Comme on peut l’apprécier sur le graphique ci-après, les plus importantes marges de manœuvre sont notamment dans la fonction publique communale, qui représente en 2013 l’essentielle partie des effectifs de la FPT totale (76,9 %), tandis que les départements emploient 18,9 % des effectifs de FPT et que les régions en emploient 4,2 %. 65 000 des nouveaux agents employés dans la FPT depuis 2010 l’ont été pour les communes, sur un total de 75 200 nouveaux agents, soit 86 % de l’ensemble des nouvelles embauches.
Conclusion
Il faut donc repenser la politique territoriale en faisant en sorte que les collectivités locales apprennent à rationaliser leurs dépenses, à déléguer le maximum de missions relatives à leur champ de compétences auprès d’organismes privés, à fusionner des postes, à ne pas renouveler les départs en retraite et à limiter la pléthore de dépenses inutiles de fonctionnement et d’investissement.
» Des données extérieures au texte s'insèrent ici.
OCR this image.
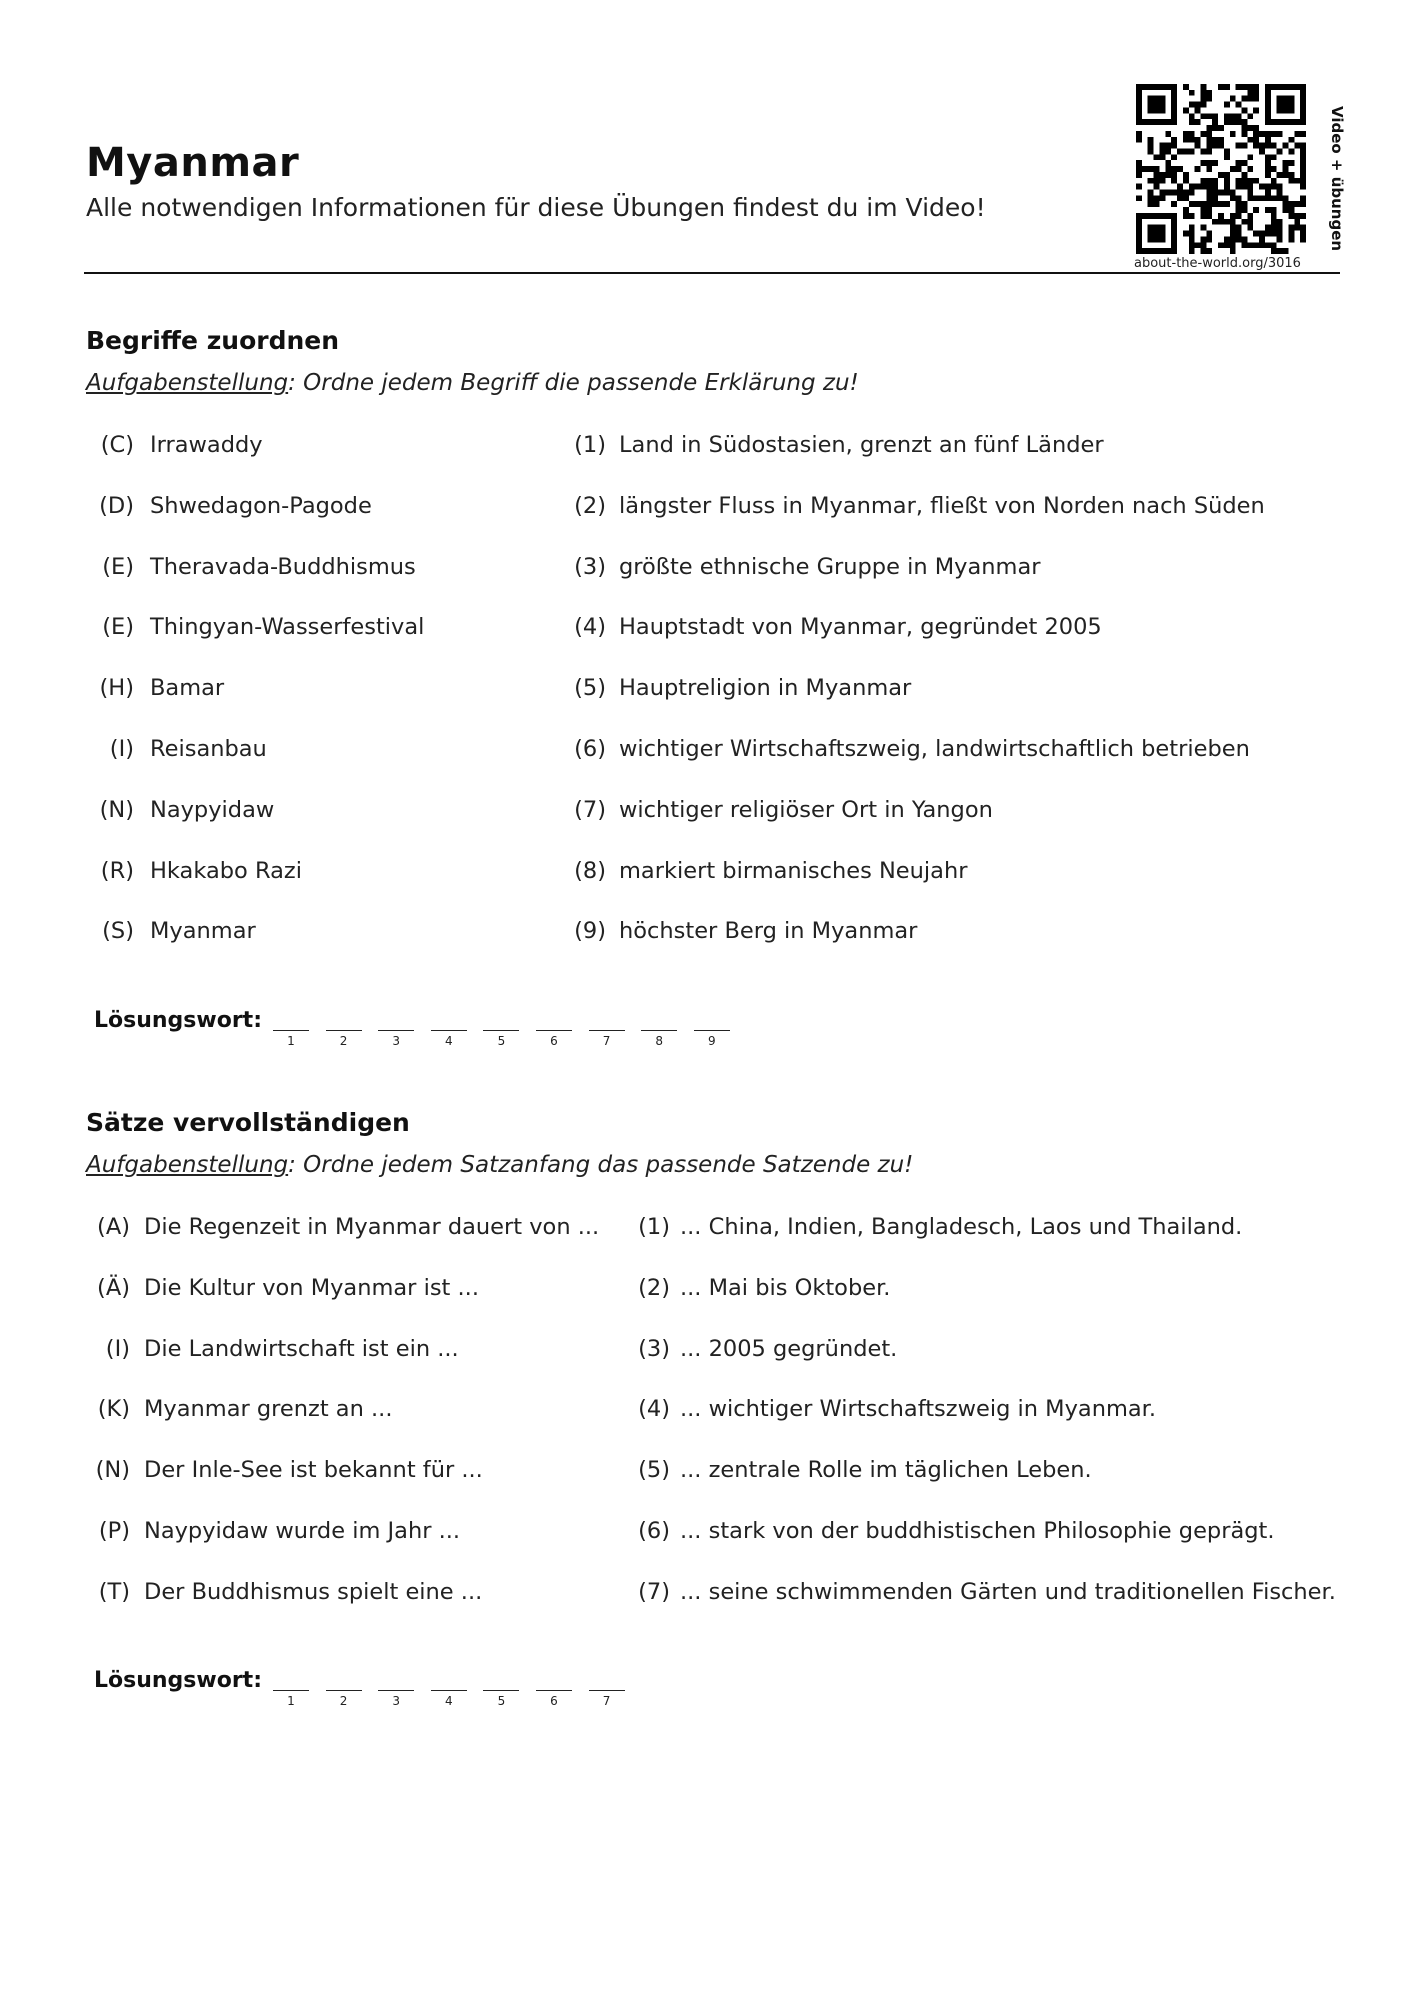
Myanmar
Alle notwendigen Informationen für diese Übungen findest du im Video!
about-the-world.org/3016
Video + übungen
Begriffe zuordnen
Aufgabenstellung: Ordne jedem Begriff die passende Erklärung zu!
(C) Irrawaddy	(1) Land in Südostasien, grenzt an fünf Länder
(D) Shwedagon-Pagode	(2) längster Fluss in Myanmar, fließt von Norden nach Süden
(E) Theravada-Buddhismus	(3) größte ethnische Gruppe in Myanmar
(E) Thingyan-Wasserfestival	(4) Hauptstadt von Myanmar, gegründet 2005
(H) Bamar	(5) Hauptreligion in Myanmar
(I) Reisanbau	(6) wichtiger Wirtschaftszweig, landwirtschaftlich betrieben
(N) Naypyidaw	(7) wichtiger religiöser Ort in Yangon
(R) Hkakabo Razi	(8) markiert birmanisches Neujahr
(S) Myanmar	(9) höchster Berg in Myanmar
Lösungswort:
1	2	3	4	5	6	7	8	9
Sätze vervollständigen
Aufgabenstellung: Ordne jedem Satzanfang das passende Satzende zu!
(A) Die Regenzeit in Myanmar dauert von ...	(1) ... China, Indien, Bangladesch, Laos und Thailand.
(Ä) Die Kultur von Myanmar ist ...	(2) ... Mai bis Oktober.
(I) Die Landwirtschaft ist ein ...	(3) ... 2005 gegründet.
(K) Myanmar grenzt an ...	(4) ... wichtiger Wirtschaftszweig in Myanmar.
(N) Der Inle-See ist bekannt für ...	(5) ... zentrale Rolle im täglichen Leben.
(P) Naypyidaw wurde im Jahr ...	(6) ... stark von der buddhistischen Philosophie geprägt.
(T) Der Buddhismus spielt eine ...	(7) ... seine schwimmenden Gärten und traditionellen Fischer.
Lösungswort:
1	2	3	4	5	6	7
Il existe aussi trop de niveaux d’administration territoriale entre les régions, les départements, les communes et les EPCI, sans oublier les autres subdivisions comme les arrondissements départementaux, les arrondissements municipaux, les cantons et l’échelon interrégional. Il serait donc utile de réformer le fonctionnement des territoires en commençant par supprimer l’échelon départemental en déléguant ses missions et ses compétences aux nouvelles régions ; en accélérant le regroupement des communes au sein d’entités plus étendues ; en supprimant de nombreux postes à l’échelle communale lors du regroupement des communes ; et en simplifiant drastiquement les innombrables subdivisions territoriales.